Quinze ans de prison pour les deux incendiaires du foyer Adoma

(Philippe Bruchot Maxppp)

Les deux cousins jugés responsables de l'incendie d'un foyer Adoma à Dijon, dans lequel sept hommes ont perdu la vie en 2010, ont été condamnés mercredi à quinze ans de réclusion criminelle.

La Cour d'assises de Côte-d'Or a condamné mercredi soir Rémi Kukulinski,
22 ans, et Nicolas Dos Reis, 21 ans, à 15 ans de réclusion criminelle, assortie
d'une période de sûreté des deux tiers.  

Les
deux cousins ont été jugés coupables d'avoir allumé un feu de poubelles près du
foyer Adoma, à Dijon, le 14 novembre 2010
. L'incendie de ce foyer, où résidaient 190
personnes, essentiellement des travailleurs immigrés et réfugiés politiques,
avait fait sept morts, des hommes âgés de 55 à 81 ans, et 70 blessés.

Pleinement responsables selon l'accusation, en partie seulement pour la défense

L'avocat général avait requis 20 ans de prison à l'encontre
de chacun des accusés. Le tribunal a allégé la peine. Mais pour Maître Alexis Lanier,
l'avocat de Nicolas Dos Reis, la sentence reste disproportionnée, la Cour n'ayant
pas suffisamment pris en considération selon lui "les différents
paramètres qui ont expliqué la propagation du feu
" et dont les deux
cousins "ne sont pas responsables ", estime-t-il, évoquant notamment la proximité du local à poubelles avec le
bâtiment, le vent et "l'isolant hautement inflammable " de la façade.

Pour
Maître Bruno Nicolle, l'avocat de plusieurs parties civiles, la sévérité du
jugement est au contraire "à la hauteur de la responsabilité " des
accusés, déjà connus avant ce drame pour des feux de
poubelles en Côte-d'Or en 2009.

"C'était juste histoire de faire les cons" (Rémi Kukulinski)

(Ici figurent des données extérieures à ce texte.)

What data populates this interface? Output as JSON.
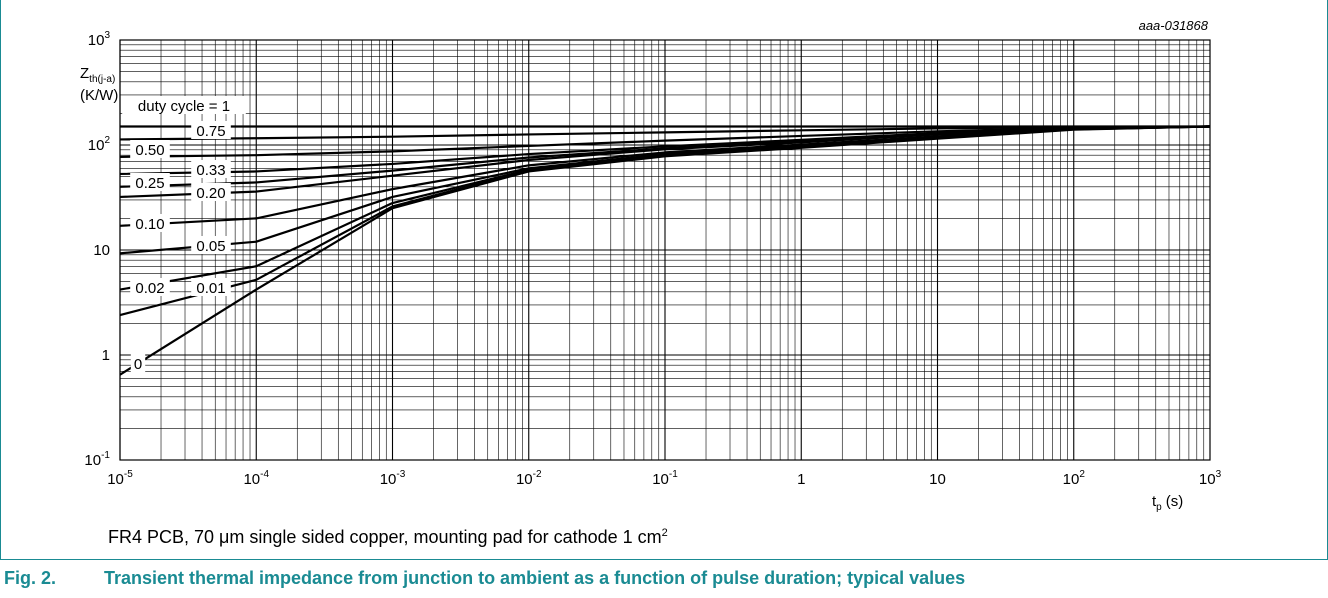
{
  "figure": {
    "reference": "aaa-031868",
    "note": "FR4 PCB, 70 μm single sided copper, mounting pad for cathode 1 cm",
    "note_sup": "2",
    "fig_number": "Fig. 2.",
    "caption": "Transient thermal impedance from junction to ambient as a function of pulse duration; typical values",
    "frame_color": "#1a8b93"
  },
  "chart_data": {
    "type": "line",
    "x_scale": "log",
    "y_scale": "log",
    "xlim": [
      1e-05,
      1000
    ],
    "ylim": [
      0.1,
      1000
    ],
    "grid": true,
    "title": "",
    "ylabel_main": "Z",
    "ylabel_sub": "th(j-a)",
    "yunit": "(K/W)",
    "xlabel_main": "t",
    "xlabel_sub": "p",
    "xunit": "(s)",
    "x_ticks": [
      {
        "base": "10",
        "exp": "-5"
      },
      {
        "base": "10",
        "exp": "-4"
      },
      {
        "base": "10",
        "exp": "-3"
      },
      {
        "base": "10",
        "exp": "-2"
      },
      {
        "base": "10",
        "exp": "-1"
      },
      {
        "base": "1",
        "exp": ""
      },
      {
        "base": "10",
        "exp": ""
      },
      {
        "base": "10",
        "exp": "2"
      },
      {
        "base": "10",
        "exp": "3"
      }
    ],
    "y_ticks": [
      {
        "base": "10",
        "exp": "-1"
      },
      {
        "base": "1",
        "exp": ""
      },
      {
        "base": "10",
        "exp": ""
      },
      {
        "base": "10",
        "exp": "2"
      },
      {
        "base": "10",
        "exp": "3"
      }
    ],
    "series": [
      {
        "name": "duty cycle = 1",
        "x": [
          1e-05,
          0.001,
          1,
          1000
        ],
        "y": [
          150,
          150,
          150,
          150
        ]
      },
      {
        "name": "0.75",
        "x": [
          1e-05,
          0.0001,
          0.001,
          0.01,
          0.1,
          1,
          10,
          100,
          1000
        ],
        "y": [
          113,
          116,
          120,
          126,
          132,
          138,
          144,
          148,
          150
        ]
      },
      {
        "name": "0.50",
        "x": [
          1e-05,
          0.0001,
          0.001,
          0.01,
          0.1,
          1,
          10,
          100,
          1000
        ],
        "y": [
          77,
          80,
          87,
          98,
          110,
          122,
          135,
          146,
          150
        ]
      },
      {
        "name": "0.33",
        "x": [
          1e-05,
          0.0001,
          0.001,
          0.01,
          0.1,
          1,
          10,
          100,
          1000
        ],
        "y": [
          53,
          56,
          66,
          82,
          97,
          112,
          130,
          145,
          150
        ]
      },
      {
        "name": "0.25",
        "x": [
          1e-05,
          0.0001,
          0.001,
          0.01,
          0.1,
          1,
          10,
          100,
          1000
        ],
        "y": [
          40,
          44,
          57,
          76,
          93,
          108,
          128,
          144,
          150
        ]
      },
      {
        "name": "0.20",
        "x": [
          1e-05,
          0.0001,
          0.001,
          0.01,
          0.1,
          1,
          10,
          100,
          1000
        ],
        "y": [
          32,
          36,
          51,
          72,
          91,
          106,
          126,
          144,
          150
        ]
      },
      {
        "name": "0.10",
        "x": [
          1e-05,
          0.0001,
          0.001,
          0.01,
          0.1,
          1,
          10,
          100,
          1000
        ],
        "y": [
          17,
          20,
          38,
          64,
          85,
          101,
          121,
          143,
          150
        ]
      },
      {
        "name": "0.05",
        "x": [
          1e-05,
          0.0001,
          0.001,
          0.01,
          0.1,
          1,
          10,
          100,
          1000
        ],
        "y": [
          9.3,
          12,
          32,
          60,
          82,
          98,
          119,
          142,
          150
        ]
      },
      {
        "name": "0.02",
        "x": [
          1e-05,
          0.0001,
          0.001,
          0.01,
          0.1,
          1,
          10,
          100,
          1000
        ],
        "y": [
          4.2,
          7,
          28,
          58,
          80,
          96,
          117,
          141,
          150
        ]
      },
      {
        "name": "0.01",
        "x": [
          1e-05,
          0.0001,
          0.001,
          0.01,
          0.1,
          1,
          10,
          100,
          1000
        ],
        "y": [
          2.4,
          5.2,
          26,
          57,
          79,
          95,
          116,
          141,
          150
        ]
      },
      {
        "name": "0",
        "x": [
          1e-05,
          0.0001,
          0.001,
          0.01,
          0.1,
          1,
          10,
          100,
          1000
        ],
        "y": [
          0.65,
          4.2,
          25,
          56,
          78,
          94,
          115,
          140,
          150
        ]
      }
    ]
  }
}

Les accusés ont pour leur part reconnu "une part de responsabilité ", tout en se rejetant la faute du déclenchement du feu. "C'était juste histoire de faire les cons ", a déclaré Rémi Kukulinski au cours des débats. "Je ne pensais pas que ça prendrait une telle ampleur ", a-t-il encore dit. Avant que la cour ne se retire pour délibérer, Nicolas Dos Reis a lui réitéré ses "excuses ". 

Présente à l'audience, Fatou Sam, la veuve
de l'homme qui s'est défenestré pour échapper aux flammes, a accueilli le
verdict avec fatalisme : "Je ne peux pas récupérer mon mari, 30 ans, 20,
ou la peine de mort, ça ne change rien du tout
", a-t-elle déclaré. De son
côté, la défense a décidé de faire appel du verdict.